About the job
Join Anthelion Capital
Anthelion Capital is an innovative investment firm dedicated to creating a cutting-edge AI and data platform that streamlines the entire investment lifecycle, from underwriting to portfolio management. Our platform harnesses both structured and unstructured data, advanced analytics, and automated workflows to achieve exceptional, risk-adjusted returns in private credit and structured finance.
As a team of engineers and investors, we are committed to transforming how institutional investment decisions are made—ensuring they are executed faster, smarter, and with greater transparency.
Your Role
We are seeking a talented Machine Learning Infrastructure/Platform Engineer to develop the foundational systems that support our data science and AI platform.
You will engage with the underlying infrastructure that drives our ML and AI workflows, including data pipelines, orchestration, compute provisioning, model serving, and observability.
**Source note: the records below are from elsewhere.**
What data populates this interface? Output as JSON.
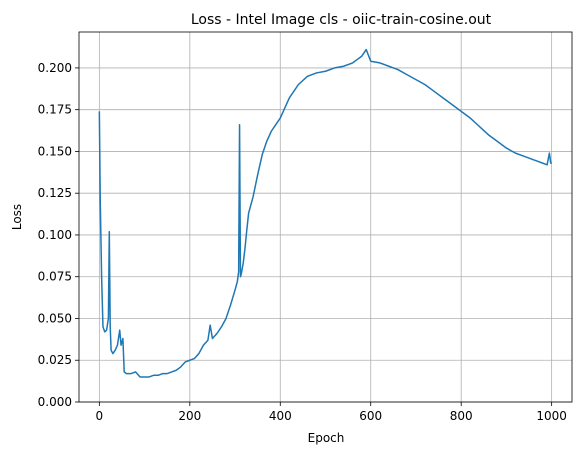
{
  "chart_data": {
    "type": "line",
    "title": "Loss - Intel Image cls - oiic-train-cosine.out",
    "xlabel": "Epoch",
    "ylabel": "Loss",
    "xlim": [
      -45,
      1045
    ],
    "ylim": [
      0,
      0.2215
    ],
    "xticks": [
      0,
      200,
      400,
      600,
      800,
      1000
    ],
    "yticks": [
      0.0,
      0.025,
      0.05,
      0.075,
      0.1,
      0.125,
      0.15,
      0.175,
      0.2
    ],
    "ytick_labels": [
      "0.000",
      "0.025",
      "0.050",
      "0.075",
      "0.100",
      "0.125",
      "0.150",
      "0.175",
      "0.200"
    ],
    "grid": true,
    "legend": "none",
    "series": [
      {
        "color": "#1f77b4",
        "x": [
          0,
          2,
          5,
          8,
          12,
          16,
          20,
          22,
          24,
          26,
          30,
          35,
          40,
          45,
          48,
          52,
          55,
          60,
          70,
          80,
          90,
          100,
          110,
          120,
          130,
          140,
          150,
          160,
          170,
          180,
          190,
          200,
          210,
          220,
          230,
          240,
          245,
          250,
          260,
          270,
          280,
          290,
          300,
          305,
          308,
          310,
          312,
          314,
          318,
          322,
          326,
          330,
          340,
          350,
          360,
          370,
          380,
          390,
          400,
          420,
          440,
          460,
          480,
          500,
          520,
          540,
          560,
          570,
          580,
          590,
          600,
          620,
          640,
          660,
          680,
          700,
          720,
          740,
          760,
          780,
          800,
          820,
          840,
          860,
          880,
          900,
          920,
          940,
          960,
          970,
          980,
          990,
          995,
          998,
          1000
        ],
        "y": [
          0.174,
          0.12,
          0.075,
          0.045,
          0.042,
          0.043,
          0.05,
          0.102,
          0.045,
          0.031,
          0.029,
          0.031,
          0.034,
          0.043,
          0.034,
          0.038,
          0.018,
          0.017,
          0.017,
          0.018,
          0.015,
          0.015,
          0.015,
          0.016,
          0.016,
          0.017,
          0.017,
          0.018,
          0.019,
          0.021,
          0.024,
          0.025,
          0.026,
          0.029,
          0.034,
          0.037,
          0.046,
          0.038,
          0.041,
          0.045,
          0.05,
          0.058,
          0.067,
          0.072,
          0.078,
          0.166,
          0.075,
          0.077,
          0.083,
          0.092,
          0.103,
          0.113,
          0.123,
          0.136,
          0.148,
          0.156,
          0.162,
          0.166,
          0.17,
          0.182,
          0.19,
          0.195,
          0.197,
          0.198,
          0.2,
          0.201,
          0.203,
          0.205,
          0.207,
          0.211,
          0.204,
          0.203,
          0.201,
          0.199,
          0.196,
          0.193,
          0.19,
          0.186,
          0.182,
          0.178,
          0.174,
          0.17,
          0.165,
          0.16,
          0.156,
          0.152,
          0.149,
          0.147,
          0.145,
          0.144,
          0.143,
          0.142,
          0.149,
          0.143,
          0.143
        ]
      }
    ]
  }
}
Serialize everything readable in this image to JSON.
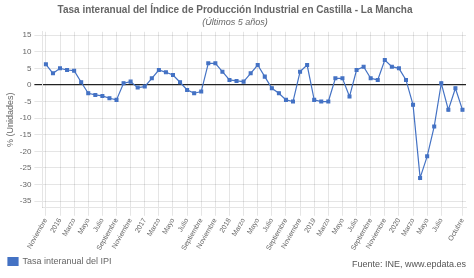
{
  "chart_data": {
    "type": "line",
    "title": "Tasa interanual del Índice de Producción Industrial en Castilla - La Mancha",
    "subtitle": "(Últimos 5 años)",
    "ylabel": "% (Unidades)",
    "categories": [
      "Noviembre",
      null,
      "2016",
      null,
      "Marzo",
      null,
      "Mayo",
      null,
      "Julio",
      null,
      "Septiembre",
      null,
      "Noviembre",
      null,
      "2017",
      null,
      "Marzo",
      null,
      "Mayo",
      null,
      "Julio",
      null,
      "Septiembre",
      null,
      "Noviembre",
      null,
      "2018",
      null,
      "Marzo",
      null,
      "Mayo",
      null,
      "Julio",
      null,
      "Septiembre",
      null,
      "Noviembre",
      null,
      "2019",
      null,
      "Marzo",
      null,
      "Mayo",
      null,
      "Julio",
      null,
      "Septiembre",
      null,
      "Noviembre",
      null,
      "2020",
      null,
      "Marzo",
      null,
      "Mayo",
      null,
      "Julio",
      null,
      null,
      "Octubre"
    ],
    "series": [
      {
        "name": "Tasa interanual del IPI",
        "color": "#4472c4",
        "marker": "square",
        "line_style": "solid",
        "values": [
          6.2,
          3.5,
          5.0,
          4.5,
          4.3,
          0.8,
          -2.5,
          -3.0,
          -3.3,
          -4.0,
          -4.5,
          0.5,
          1.0,
          -0.8,
          -0.5,
          2.0,
          4.5,
          3.8,
          3.0,
          0.8,
          -1.5,
          -2.5,
          -2.0,
          6.5,
          6.5,
          4.0,
          1.5,
          1.2,
          1.0,
          3.5,
          6.0,
          2.5,
          -1.0,
          -2.5,
          -4.5,
          -5.0,
          4.0,
          6.0,
          -4.5,
          -5.0,
          -5.0,
          2.0,
          2.0,
          -3.5,
          4.5,
          5.5,
          2.0,
          1.5,
          7.5,
          5.5,
          5.0,
          1.5,
          -6.0,
          -28.0,
          -21.5,
          -12.5,
          0.5,
          -7.5,
          -1.0,
          -7.5
        ]
      }
    ],
    "ylim": [
      -37,
      16
    ],
    "yticks": [
      -35,
      -30,
      -25,
      -20,
      -15,
      -10,
      -5,
      0,
      5,
      10,
      15
    ],
    "grid": true,
    "legend": "lower left",
    "annotations": [
      "Fuente: INE, www.epdata.es"
    ]
  }
}
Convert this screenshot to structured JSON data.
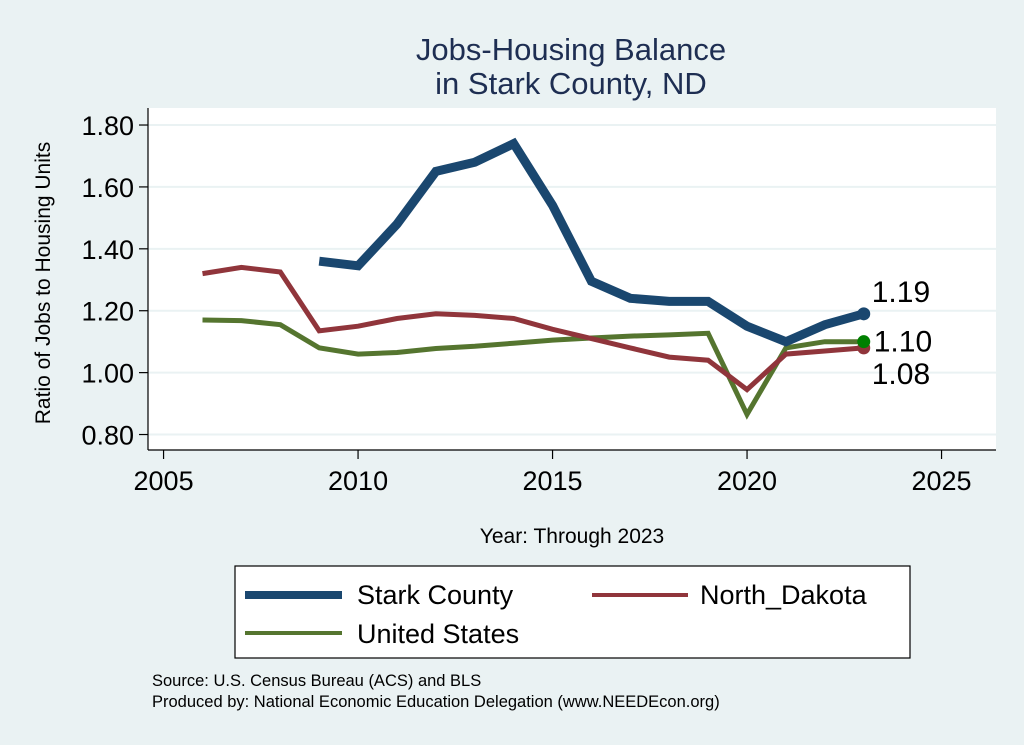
{
  "chart_data": {
    "type": "line",
    "title": "Jobs-Housing Balance",
    "subtitle": "in Stark County, ND",
    "xlabel": "Year: Through 2023",
    "ylabel": "Ratio of Jobs to Housing Units",
    "xlim": [
      2004.6,
      2026.4
    ],
    "ylim": [
      0.75,
      1.855
    ],
    "xticks": [
      2005,
      2010,
      2015,
      2020,
      2025
    ],
    "xtick_labels": [
      "2005",
      "2010",
      "2015",
      "2020",
      "2025"
    ],
    "yticks": [
      0.8,
      1.0,
      1.2,
      1.4,
      1.6,
      1.8
    ],
    "ytick_labels": [
      "0.80",
      "1.00",
      "1.20",
      "1.40",
      "1.60",
      "1.80"
    ],
    "grid": true,
    "legend_position": "bottom",
    "series": [
      {
        "name": "Stark County",
        "color": "#1A476F",
        "x": [
          2009,
          2010,
          2011,
          2012,
          2013,
          2014,
          2015,
          2016,
          2017,
          2018,
          2019,
          2020,
          2021,
          2022,
          2023
        ],
        "values": [
          1.36,
          1.345,
          1.48,
          1.65,
          1.68,
          1.74,
          1.54,
          1.295,
          1.24,
          1.23,
          1.23,
          1.15,
          1.1,
          1.155,
          1.19
        ],
        "end_label": "1.19"
      },
      {
        "name": "North_Dakota",
        "color": "#90353B",
        "x": [
          2006,
          2007,
          2008,
          2009,
          2010,
          2011,
          2012,
          2013,
          2014,
          2015,
          2016,
          2017,
          2018,
          2019,
          2020,
          2021,
          2022,
          2023
        ],
        "values": [
          1.32,
          1.34,
          1.325,
          1.135,
          1.15,
          1.175,
          1.19,
          1.185,
          1.175,
          1.14,
          1.11,
          1.08,
          1.05,
          1.04,
          0.945,
          1.06,
          1.07,
          1.08
        ],
        "end_label": "1.08"
      },
      {
        "name": "United States",
        "color": "#55752F",
        "x": [
          2006,
          2007,
          2008,
          2009,
          2010,
          2011,
          2012,
          2013,
          2014,
          2015,
          2016,
          2017,
          2018,
          2019,
          2020,
          2021,
          2022,
          2023
        ],
        "values": [
          1.17,
          1.168,
          1.155,
          1.08,
          1.06,
          1.065,
          1.078,
          1.085,
          1.095,
          1.105,
          1.112,
          1.118,
          1.122,
          1.127,
          0.865,
          1.08,
          1.1,
          1.1
        ],
        "end_label": "1.10",
        "end_marker_color": "#008000"
      }
    ],
    "notes": [
      "Source: U.S. Census Bureau (ACS) and BLS",
      "Produced by: National Economic Education Delegation (www.NEEDEcon.org)"
    ]
  }
}
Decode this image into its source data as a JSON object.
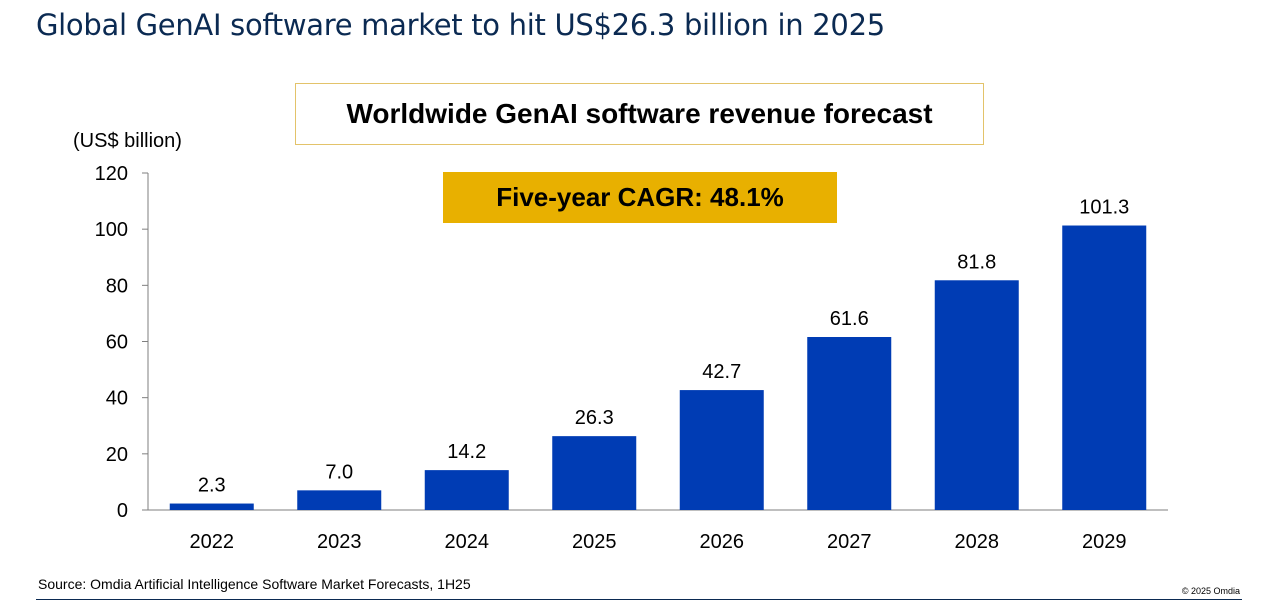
{
  "slide": {
    "title": "Global GenAI software market to hit US$26.3 billion in 2025",
    "source": "Source: Omdia Artificial Intelligence Software Market Forecasts, 1H25",
    "copyright": "© 2025 Omdia"
  },
  "colors": {
    "title": "#0b2a52",
    "bar": "#003cb4",
    "cagr_box": "#e8b000",
    "title_box_border": "#e3c36a"
  },
  "chart_data": {
    "type": "bar",
    "title": "Worldwide GenAI software revenue forecast",
    "callout": "Five-year CAGR: 48.1%",
    "ylabel": "(US$ billion)",
    "xlabel": "",
    "categories": [
      "2022",
      "2023",
      "2024",
      "2025",
      "2026",
      "2027",
      "2028",
      "2029"
    ],
    "values": [
      2.3,
      7.0,
      14.2,
      26.3,
      42.7,
      61.6,
      81.8,
      101.3
    ],
    "value_labels": [
      "2.3",
      "7.0",
      "14.2",
      "26.3",
      "42.7",
      "61.6",
      "81.8",
      "101.3"
    ],
    "ylim": [
      0,
      120
    ],
    "yticks": [
      0,
      20,
      40,
      60,
      80,
      100,
      120
    ],
    "grid": false,
    "legend": "none"
  }
}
Additionally, you will be instrumental in operationalizing our agentic AI platform, ensuring agents are efficiently hosted, monitored, and integrated into production-level systems.
Key Responsibilities
Data Pipelines & Orchestration
- Design, implement, and manage robust production data pipelines that process and deliver structured and unstructured data to downstream ML workflows.
- Take ownership of our Prefect-based orchestration framework, focusing on flow scheduling, error management, retry mechanisms, and human-in-the-loop (HITL) workflows.
- Build and oversee feature stores, data contracts, and promotion workflows to guarantee data quality and traceability from raw ingestion to model consumption.
- Collaborate with data scientists to convert experimental workflows into reliable and repeatable pipelines.
ML/AI Infrastructure & Deployment
- Establish and maintain scalable infrastructure for model training, retraining, and inference (both batch and real-time), including GPU compute provisioning and container orchestration.
- Implement and oversee model serving infrastructure, such as containerized endpoints, API gateways, and self-service deployment frameworks for the data science team.
- Deploy and manage monitoring systems to track model performance, data drift, prediction usage, and pipeline reliability.
- Ensure all deployed systems are highly available, resilient, and well-documented, with clear data lineage and operational runbooks.
Agentic AI Platform & Tooling
- Assist in the development and operationalization of agentic AI workflows, including agent hosting, lifecycle management, and integration with Model Content.